This would be New Normal with extreme prejudice. Bad for Democratic incumbents in the 2010 congressional midterms, but it should make the White House political team nervous as well for 2012. If Goldman Sachs is right, of course. Here is the firm’s 2011 forecast:
The key features of our 2011 outlook: (1) a strengthening in growth from 2.1% on average in 2010 to 2.4% in 2011, with real GDP rising at an above-potential 3½% pace in late 2011; (2) a peaking in unemployment in mid-2011 at about 10¾%; (3) extremely low inflation – close to zero on a core basis during 2011; and (4) a continuation of the Fed’s (near) zero interest rate policy (ZIRP) throughout 2011.
That said we see risks that could upset these markets. On the one hand, we might be underestimating the vigor of the economic recovery, and therefore the pressures for Fed tightening. In addition, surging asset prices and worries about a “bubble” could prompt Fed officials to tighten before such a move seems warranted on real-economy grounds. On the other hand, the economy (and the markets) could struggle under the weight of credit restraint for small businesses, weakness in commercial real estate markets, or fiscal tightening, especially by state and local governments.

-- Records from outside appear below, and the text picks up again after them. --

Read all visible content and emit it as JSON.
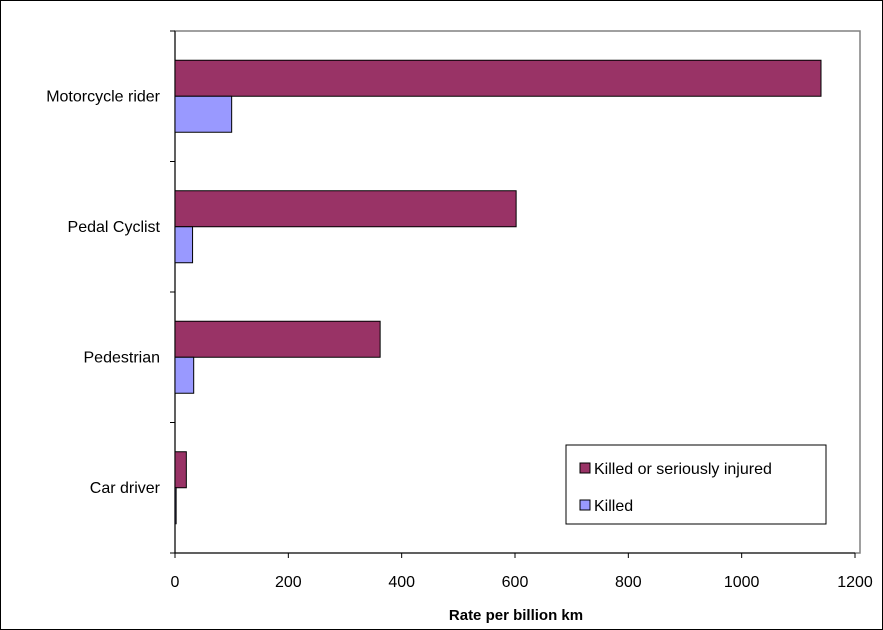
{
  "chart_data": {
    "type": "bar",
    "orientation": "horizontal",
    "categories": [
      "Motorcycle rider",
      "Pedal Cyclist",
      "Pedestrian",
      "Car driver"
    ],
    "series": [
      {
        "name": "Killed or seriously injured",
        "color": "#993366",
        "values": [
          1140,
          602,
          362,
          20
        ]
      },
      {
        "name": "Killed",
        "color": "#9999ff",
        "values": [
          100,
          31,
          33,
          2
        ]
      }
    ],
    "xlabel": "Rate per billion km",
    "ylabel": "",
    "xlim": [
      0,
      1200
    ],
    "xticks": [
      "0",
      "200",
      "400",
      "600",
      "800",
      "1000",
      "1200"
    ],
    "grid": false,
    "legend_position": "bottom-right"
  }
}
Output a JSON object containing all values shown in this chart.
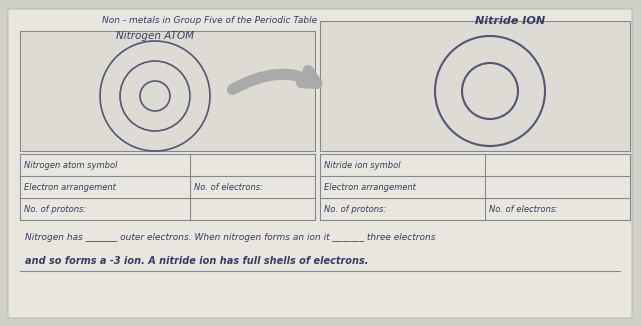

The implications? I hardly know where to begin: a) with unemployment rising all next year, a GOP blowout in 2010; b) certainly more job creation packages; c) no capandtrade; d) increased anti-Wall Street/Fed sentiment; e) third party prez candidate in 2012; an Obama challenger in 2012 (Dean?). But who really knows. This would be like a technological singularity where seeing beyond the event is pretty much impossible. Such a Long Recession (essentially) would be so contrary to American expecatations — such a slow-mo, psychological shock — that it would be a full-out system perturbation equivalent to 9-11 or the Iraq War.